Personal information
- Date of birth: 18 February 2004 (age 22)
- Place of birth: Kyoto Prefecture, Japan
- Height: 1.60 m (5 ft 3 in)
- Position: Central midfielder

Team information
- Current team: Birmingham City

Senior career*
- Years: Team / Apps / (Gls)
- 2021–2024: Kobe Leonessa / 34 / (0)
- 2024–2025: Hammarby / 4 / (1)
- 2025: → Växjö (loan) / 18 / (3)
- 2026: Växjö / 13 / (1)
- 2026–: Birmingham City / 0 / (0)

Medal record
Women's football
Representing Japan
FIFA U-20 Women's World Cup
| Runner-up | Colombia 2024 |  |

= Suzu Amano =

Japanese footballer (born 2004)

Suzu Amano (天野 紗, Amano Suzu) is a Japanese professional footballer who plays as a central midfielder for Women's Super League club Birmingham City.

== Club career ==
===Kobe Leonessa===
Amano made her WE League debut on 12 September 2021.

===Hammarby===
On 26 June 2024, Amano was presented by Swedish club Hammarby IF..

====Loan to Växjö====

For the 2025 season, Amano was on loan to the Damallsvenskan team Växjö. In which she managed to score 3 goals and 2 assists in 18 games.

===Växjö===
At the end of 2025 the club announced that Amano had signed a two-year contract with them. In early August it was reported in Swedish local newspaper Smålandsposten that Amano was prohibited to play due to visa related issues.
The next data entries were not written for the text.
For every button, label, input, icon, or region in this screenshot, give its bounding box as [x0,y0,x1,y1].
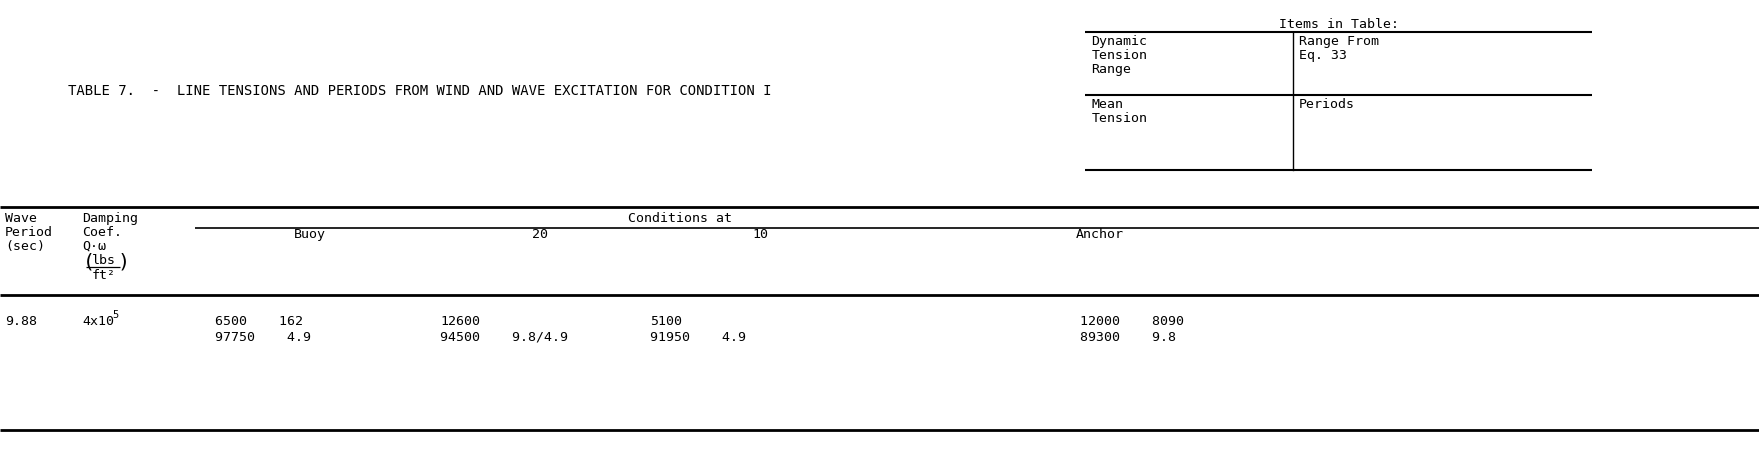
Text: Mean: Mean [1091,98,1124,111]
Text: (sec): (sec) [5,240,46,253]
Text: Range From: Range From [1298,35,1379,48]
Text: Anchor: Anchor [1077,228,1124,241]
Text: TABLE 7.  -  LINE TENSIONS AND PERIODS FROM WIND AND WAVE EXCITATION FOR CONDITI: TABLE 7. - LINE TENSIONS AND PERIODS FRO… [69,84,772,98]
Text: Buoy: Buoy [294,228,325,241]
Text: Tension: Tension [1091,112,1147,125]
Text: Period: Period [5,226,53,239]
Text: 12600: 12600 [440,315,480,328]
Text: 9.88: 9.88 [5,315,37,328]
Text: Tension: Tension [1091,49,1147,62]
Text: Wave: Wave [5,212,37,225]
Text: 4x10: 4x10 [83,315,114,328]
Text: 5: 5 [113,310,118,320]
Text: 10: 10 [753,228,769,241]
Text: (: ( [83,253,95,272]
Text: Conditions at: Conditions at [628,212,732,225]
Text: 94500    9.8/4.9: 94500 9.8/4.9 [440,331,568,344]
Text: Dynamic: Dynamic [1091,35,1147,48]
Text: 12000    8090: 12000 8090 [1080,315,1184,328]
Text: Items in Table:: Items in Table: [1279,18,1398,31]
Text: ft²: ft² [91,269,116,282]
Text: 5100: 5100 [651,315,682,328]
Text: Eq. 33: Eq. 33 [1298,49,1347,62]
Text: 97750    4.9: 97750 4.9 [215,331,311,344]
Text: Periods: Periods [1298,98,1354,111]
Text: Q·ω: Q·ω [83,240,106,253]
Text: Coef.: Coef. [83,226,121,239]
Text: Damping: Damping [83,212,137,225]
Text: 91950    4.9: 91950 4.9 [651,331,746,344]
Text: 6500    162: 6500 162 [215,315,303,328]
Text: 89300    9.8: 89300 9.8 [1080,331,1177,344]
Text: Range: Range [1091,63,1131,76]
Text: 20: 20 [531,228,549,241]
Text: lbs: lbs [91,254,116,267]
Text: ): ) [118,253,130,272]
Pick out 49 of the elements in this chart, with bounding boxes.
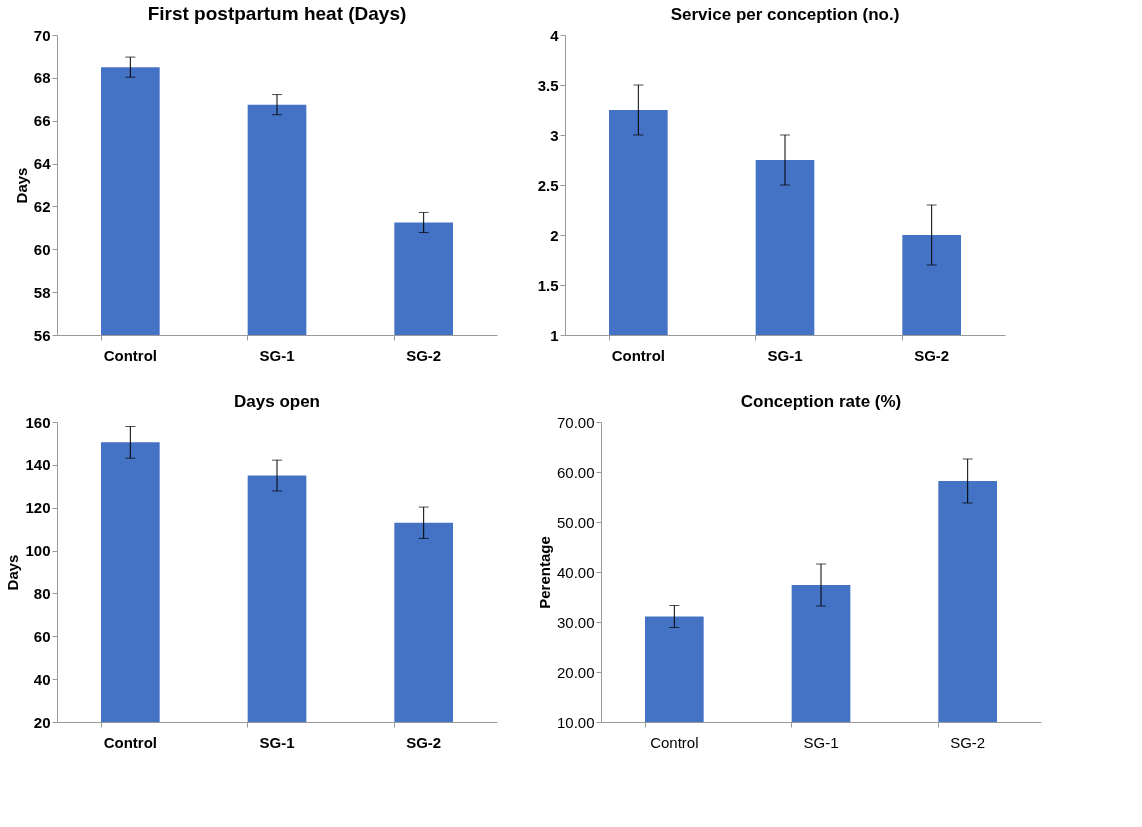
y-axis-title: Perentage [535,536,553,609]
x-tick-label: SG-1 [803,733,839,751]
y-tick-label: 40 [33,670,51,688]
x-tick-label: Control [103,733,157,751]
y-tick-label: 50.00 [556,513,595,531]
y-tick-label: 140 [25,456,51,474]
x-tick-label: Control [650,733,699,751]
y-tick-label: 3.5 [537,76,559,94]
y-tick-label: 3 [550,126,559,144]
y-tick-label: 40.00 [556,563,595,581]
y-tick-label: 100 [25,542,51,560]
x-tick-label: SG-1 [259,346,295,364]
y-tick-label: 60 [33,240,51,258]
chart-title: First postpartum heat (Days) [147,3,407,24]
y-tick-label: 2.5 [537,176,559,194]
y-tick-label: 1.5 [537,276,559,294]
y-tick-label: 66 [33,112,51,130]
y-tick-label: 70.00 [556,413,595,431]
y-tick-label: 4 [550,26,560,44]
y-axis-title: Days [4,554,22,591]
y-tick-label: 70 [33,26,51,44]
x-tick-label: SG-1 [767,346,803,364]
y-tick-label: 160 [25,413,51,431]
x-tick-label: Control [103,346,157,364]
y-tick-label: 1 [550,326,559,344]
x-tick-label: SG-2 [406,346,442,364]
y-tick-label: 56 [33,326,51,344]
y-tick-label: 10.00 [556,713,595,731]
y-tick-label: 20 [33,713,51,731]
x-tick-label: SG-2 [406,733,442,751]
y-axis-title: Days [12,167,30,204]
x-tick-label: Control [611,346,665,364]
chart-title: Days open [234,392,320,411]
y-tick-label: 2 [550,226,559,244]
y-tick-label: 80 [33,584,51,602]
y-tick-label: 60 [33,627,51,645]
x-tick-label: SG-1 [259,733,295,751]
y-tick-label: 68 [33,69,51,87]
x-tick-label: SG-2 [950,733,986,751]
chart-title: Service per conception (no.) [670,5,900,24]
y-tick-label: 64 [33,155,52,173]
y-tick-label: 30.00 [556,613,595,631]
y-tick-label: 60.00 [556,463,595,481]
y-tick-label: 20.00 [556,663,595,681]
x-tick-label: SG-2 [914,346,950,364]
y-tick-label: 120 [25,499,51,517]
y-tick-label: 62 [33,197,51,215]
chart-title: Conception rate (%) [740,392,902,411]
y-tick-label: 58 [33,283,51,301]
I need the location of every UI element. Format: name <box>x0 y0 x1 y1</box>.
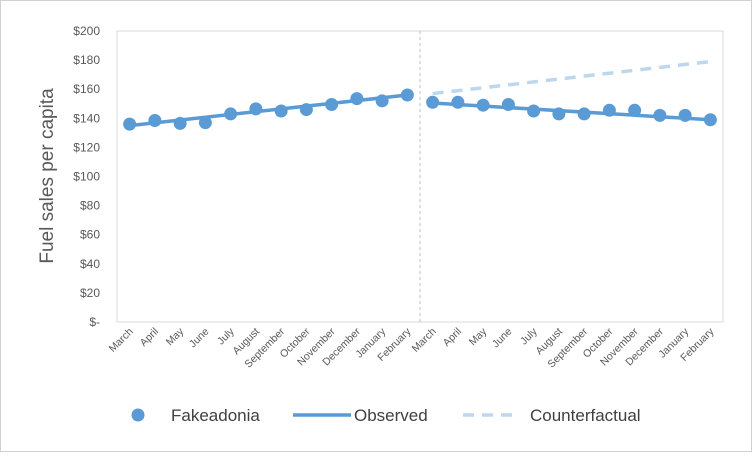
observed-line <box>129 93 408 128</box>
data-point <box>274 104 288 118</box>
axes <box>116 30 724 323</box>
x-tick-label: June <box>187 326 212 351</box>
legend-label-counterfactual: Counterfactual <box>530 406 641 425</box>
y-tick-label: $200 <box>73 24 100 38</box>
y-tick-label: $160 <box>73 82 100 96</box>
x-tick-label: March <box>107 326 136 355</box>
x-tick-label: April <box>138 326 161 349</box>
x-tick-label: April <box>441 326 464 349</box>
data-point <box>653 108 667 122</box>
data-point <box>527 104 541 118</box>
data-point <box>249 102 263 116</box>
y-tick-label: $- <box>89 315 100 329</box>
data-point <box>703 113 717 127</box>
legend: Fakeadonia Observed Counterfactual <box>131 406 641 425</box>
data-point <box>678 108 692 122</box>
data-point <box>148 113 162 127</box>
legend-label-observed: Observed <box>354 406 428 425</box>
x-tick-label: May <box>164 325 187 348</box>
data-point <box>375 94 389 108</box>
legend-label-fakeadonia: Fakeadonia <box>171 406 260 425</box>
x-tick-label: May <box>467 325 490 348</box>
data-point <box>299 103 313 117</box>
series-markers <box>123 88 717 131</box>
observed-line <box>432 101 711 122</box>
x-axis-ticks: March April May June JulyAugustSeptemberOcto… <box>107 325 717 370</box>
y-tick-label: $60 <box>80 228 100 242</box>
data-point <box>577 107 591 121</box>
data-point <box>451 95 465 109</box>
y-axis-ticks: $- $20 $40 $60 $80 $100 $120 $140 $160 $180 $200 <box>73 24 100 329</box>
data-point <box>173 116 187 130</box>
data-point <box>476 98 490 112</box>
data-point <box>426 95 440 109</box>
data-point <box>628 103 642 117</box>
y-tick-label: $20 <box>80 286 100 300</box>
counterfactual-line <box>432 59 711 96</box>
data-point <box>501 97 515 111</box>
data-point <box>198 116 212 130</box>
y-axis-label: Fuel sales per capita <box>37 88 58 264</box>
x-tick-label: June <box>490 326 515 351</box>
y-tick-label: $120 <box>73 140 100 154</box>
x-tick-label: March <box>410 326 439 355</box>
data-point <box>400 88 414 102</box>
y-tick-label: $40 <box>80 257 100 271</box>
y-tick-label: $180 <box>73 53 100 67</box>
data-point <box>552 107 566 121</box>
data-point <box>123 117 137 131</box>
data-point <box>602 103 616 117</box>
data-point <box>224 107 238 121</box>
y-tick-label: $140 <box>73 111 100 125</box>
y-tick-label: $80 <box>80 199 100 213</box>
data-point <box>325 97 339 111</box>
data-point <box>350 92 364 106</box>
legend-marker-fakeadonia <box>131 408 145 422</box>
y-tick-label: $100 <box>73 170 100 184</box>
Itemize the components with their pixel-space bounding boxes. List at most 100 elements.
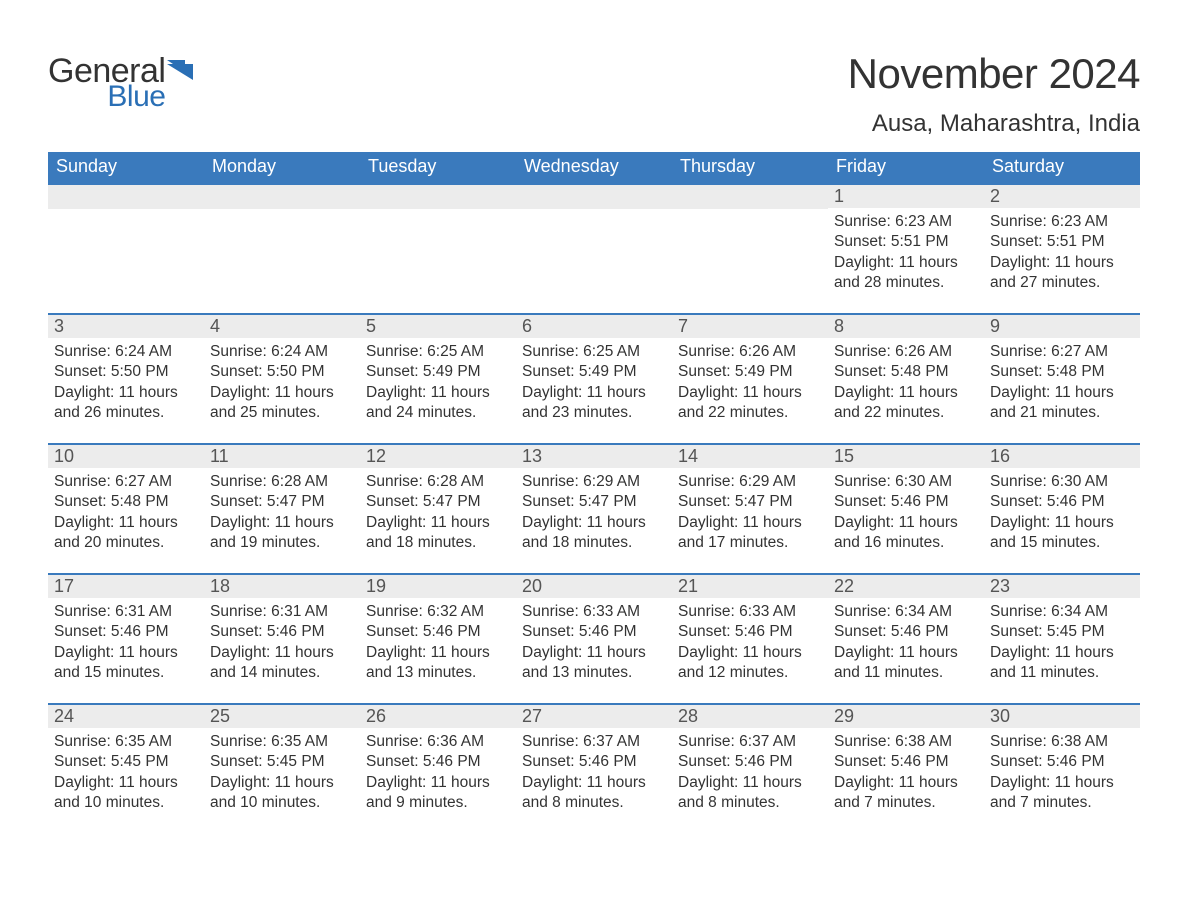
calendar-weeks: 1Sunrise: 6:23 AMSunset: 5:51 PMDaylight… [48,183,1140,833]
sunrise-text: Sunrise: 6:35 AM [210,732,354,752]
sunrise-text: Sunrise: 6:25 AM [522,342,666,362]
day-number [516,185,672,209]
weekday-header-row: SundayMondayTuesdayWednesdayThursdayFrid… [48,152,1140,183]
day-cell: 8Sunrise: 6:26 AMSunset: 5:48 PMDaylight… [828,315,984,443]
day-cell: 18Sunrise: 6:31 AMSunset: 5:46 PMDayligh… [204,575,360,703]
day-body: Sunrise: 6:37 AMSunset: 5:46 PMDaylight:… [516,728,672,824]
day-number: 26 [360,705,516,728]
daylight-text: Daylight: 11 hours and 10 minutes. [54,773,198,814]
day-cell: 20Sunrise: 6:33 AMSunset: 5:46 PMDayligh… [516,575,672,703]
day-body: Sunrise: 6:33 AMSunset: 5:46 PMDaylight:… [516,598,672,694]
day-number: 4 [204,315,360,338]
sunrise-text: Sunrise: 6:29 AM [678,472,822,492]
sunrise-text: Sunrise: 6:38 AM [834,732,978,752]
day-body: Sunrise: 6:24 AMSunset: 5:50 PMDaylight:… [48,338,204,434]
day-body: Sunrise: 6:38 AMSunset: 5:46 PMDaylight:… [984,728,1140,824]
daylight-text: Daylight: 11 hours and 11 minutes. [834,643,978,684]
day-number: 6 [516,315,672,338]
sunrise-text: Sunrise: 6:23 AM [834,212,978,232]
sunrise-text: Sunrise: 6:28 AM [210,472,354,492]
daylight-text: Daylight: 11 hours and 22 minutes. [678,383,822,424]
week-row: 17Sunrise: 6:31 AMSunset: 5:46 PMDayligh… [48,573,1140,703]
day-body: Sunrise: 6:25 AMSunset: 5:49 PMDaylight:… [360,338,516,434]
sunset-text: Sunset: 5:45 PM [990,622,1134,642]
day-cell: 21Sunrise: 6:33 AMSunset: 5:46 PMDayligh… [672,575,828,703]
sunset-text: Sunset: 5:46 PM [522,622,666,642]
day-cell: 28Sunrise: 6:37 AMSunset: 5:46 PMDayligh… [672,705,828,833]
day-number: 11 [204,445,360,468]
day-body: Sunrise: 6:37 AMSunset: 5:46 PMDaylight:… [672,728,828,824]
day-body: Sunrise: 6:25 AMSunset: 5:49 PMDaylight:… [516,338,672,434]
sunset-text: Sunset: 5:46 PM [678,622,822,642]
sunset-text: Sunset: 5:46 PM [678,752,822,772]
sunset-text: Sunset: 5:46 PM [990,752,1134,772]
day-cell: 16Sunrise: 6:30 AMSunset: 5:46 PMDayligh… [984,445,1140,573]
daylight-text: Daylight: 11 hours and 7 minutes. [834,773,978,814]
day-number: 3 [48,315,204,338]
sunset-text: Sunset: 5:46 PM [990,492,1134,512]
sunset-text: Sunset: 5:48 PM [54,492,198,512]
sunset-text: Sunset: 5:46 PM [834,752,978,772]
day-cell [516,185,672,313]
daylight-text: Daylight: 11 hours and 15 minutes. [54,643,198,684]
sunrise-text: Sunrise: 6:28 AM [366,472,510,492]
day-cell [204,185,360,313]
sunrise-text: Sunrise: 6:35 AM [54,732,198,752]
day-number: 17 [48,575,204,598]
sunset-text: Sunset: 5:47 PM [366,492,510,512]
sunrise-text: Sunrise: 6:29 AM [522,472,666,492]
day-body: Sunrise: 6:23 AMSunset: 5:51 PMDaylight:… [828,208,984,304]
sunrise-text: Sunrise: 6:31 AM [210,602,354,622]
day-number: 23 [984,575,1140,598]
sunrise-text: Sunrise: 6:34 AM [990,602,1134,622]
daylight-text: Daylight: 11 hours and 27 minutes. [990,253,1134,294]
day-number: 10 [48,445,204,468]
weekday-header-cell: Monday [204,152,360,183]
day-number [48,185,204,209]
day-number: 20 [516,575,672,598]
day-number [204,185,360,209]
daylight-text: Daylight: 11 hours and 13 minutes. [522,643,666,684]
sunrise-text: Sunrise: 6:27 AM [54,472,198,492]
sunrise-text: Sunrise: 6:33 AM [522,602,666,622]
day-body: Sunrise: 6:27 AMSunset: 5:48 PMDaylight:… [984,338,1140,434]
day-number: 27 [516,705,672,728]
sunrise-text: Sunrise: 6:24 AM [210,342,354,362]
day-body: Sunrise: 6:24 AMSunset: 5:50 PMDaylight:… [204,338,360,434]
daylight-text: Daylight: 11 hours and 11 minutes. [990,643,1134,684]
sunset-text: Sunset: 5:51 PM [834,232,978,252]
day-body: Sunrise: 6:27 AMSunset: 5:48 PMDaylight:… [48,468,204,564]
sunset-text: Sunset: 5:46 PM [834,622,978,642]
sunset-text: Sunset: 5:49 PM [678,362,822,382]
day-number: 24 [48,705,204,728]
day-number: 5 [360,315,516,338]
weekday-header-cell: Friday [828,152,984,183]
day-cell: 29Sunrise: 6:38 AMSunset: 5:46 PMDayligh… [828,705,984,833]
weekday-header-cell: Tuesday [360,152,516,183]
daylight-text: Daylight: 11 hours and 19 minutes. [210,513,354,554]
sunset-text: Sunset: 5:46 PM [366,752,510,772]
day-body: Sunrise: 6:31 AMSunset: 5:46 PMDaylight:… [48,598,204,694]
sunrise-text: Sunrise: 6:36 AM [366,732,510,752]
daylight-text: Daylight: 11 hours and 24 minutes. [366,383,510,424]
sunrise-text: Sunrise: 6:26 AM [678,342,822,362]
day-number: 22 [828,575,984,598]
sunrise-text: Sunrise: 6:32 AM [366,602,510,622]
sunrise-text: Sunrise: 6:23 AM [990,212,1134,232]
day-cell: 13Sunrise: 6:29 AMSunset: 5:47 PMDayligh… [516,445,672,573]
sunrise-text: Sunrise: 6:31 AM [54,602,198,622]
day-body: Sunrise: 6:28 AMSunset: 5:47 PMDaylight:… [360,468,516,564]
sunrise-text: Sunrise: 6:30 AM [834,472,978,492]
daylight-text: Daylight: 11 hours and 7 minutes. [990,773,1134,814]
day-body: Sunrise: 6:32 AMSunset: 5:46 PMDaylight:… [360,598,516,694]
day-cell: 1Sunrise: 6:23 AMSunset: 5:51 PMDaylight… [828,185,984,313]
day-number: 7 [672,315,828,338]
daylight-text: Daylight: 11 hours and 22 minutes. [834,383,978,424]
daylight-text: Daylight: 11 hours and 10 minutes. [210,773,354,814]
sunset-text: Sunset: 5:46 PM [366,622,510,642]
sunset-text: Sunset: 5:47 PM [678,492,822,512]
sunrise-text: Sunrise: 6:27 AM [990,342,1134,362]
daylight-text: Daylight: 11 hours and 9 minutes. [366,773,510,814]
weekday-header-cell: Wednesday [516,152,672,183]
day-cell: 25Sunrise: 6:35 AMSunset: 5:45 PMDayligh… [204,705,360,833]
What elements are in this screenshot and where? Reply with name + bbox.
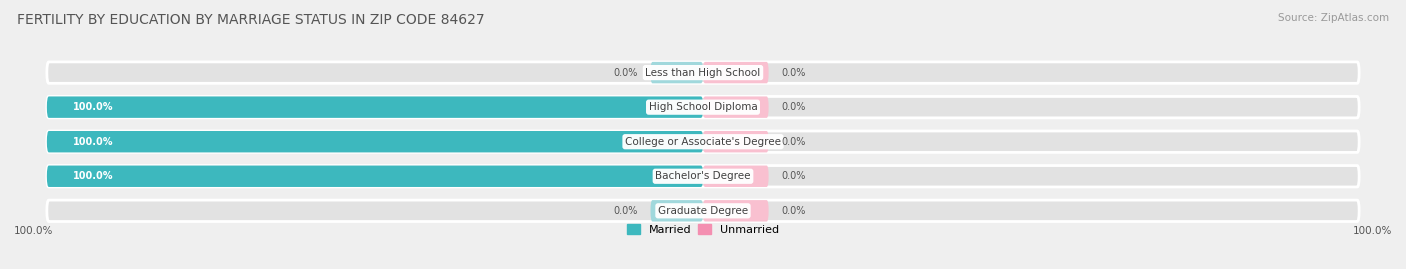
Text: 0.0%: 0.0% xyxy=(782,68,806,77)
FancyBboxPatch shape xyxy=(703,165,769,187)
FancyBboxPatch shape xyxy=(703,62,769,83)
FancyBboxPatch shape xyxy=(46,62,1360,83)
Text: 0.0%: 0.0% xyxy=(613,206,637,216)
Text: 100.0%: 100.0% xyxy=(73,137,114,147)
FancyBboxPatch shape xyxy=(46,97,1360,118)
Text: Source: ZipAtlas.com: Source: ZipAtlas.com xyxy=(1278,13,1389,23)
FancyBboxPatch shape xyxy=(651,62,703,83)
Text: 0.0%: 0.0% xyxy=(782,206,806,216)
Text: 0.0%: 0.0% xyxy=(782,102,806,112)
Text: 100.0%: 100.0% xyxy=(14,226,53,236)
FancyBboxPatch shape xyxy=(46,165,1360,187)
FancyBboxPatch shape xyxy=(651,200,703,221)
Text: 0.0%: 0.0% xyxy=(613,68,637,77)
Text: 100.0%: 100.0% xyxy=(1353,226,1392,236)
FancyBboxPatch shape xyxy=(46,97,703,118)
Text: Bachelor's Degree: Bachelor's Degree xyxy=(655,171,751,181)
FancyBboxPatch shape xyxy=(703,97,769,118)
Text: FERTILITY BY EDUCATION BY MARRIAGE STATUS IN ZIP CODE 84627: FERTILITY BY EDUCATION BY MARRIAGE STATU… xyxy=(17,13,485,27)
FancyBboxPatch shape xyxy=(703,200,769,221)
FancyBboxPatch shape xyxy=(46,200,1360,221)
FancyBboxPatch shape xyxy=(46,165,703,187)
Text: 0.0%: 0.0% xyxy=(782,137,806,147)
Text: 100.0%: 100.0% xyxy=(73,171,114,181)
Text: College or Associate's Degree: College or Associate's Degree xyxy=(626,137,780,147)
FancyBboxPatch shape xyxy=(46,131,703,153)
Text: 0.0%: 0.0% xyxy=(782,171,806,181)
Legend: Married, Unmarried: Married, Unmarried xyxy=(627,225,779,235)
Text: 100.0%: 100.0% xyxy=(73,102,114,112)
FancyBboxPatch shape xyxy=(703,131,769,153)
FancyBboxPatch shape xyxy=(46,131,1360,153)
Text: High School Diploma: High School Diploma xyxy=(648,102,758,112)
Text: Graduate Degree: Graduate Degree xyxy=(658,206,748,216)
Text: Less than High School: Less than High School xyxy=(645,68,761,77)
However, on August 7th, hours before Växjö's match against fellow Damallsvenskan team FC Rosengård, it was reported that she was cleared to play.
She was later sold to Birmingham City at the end of August, setting a new reported record outgoing sale for Växjö.

===Birmingham City===
On 28 August 2026, Amano moved to England to join Women's Super League side Birmingham City.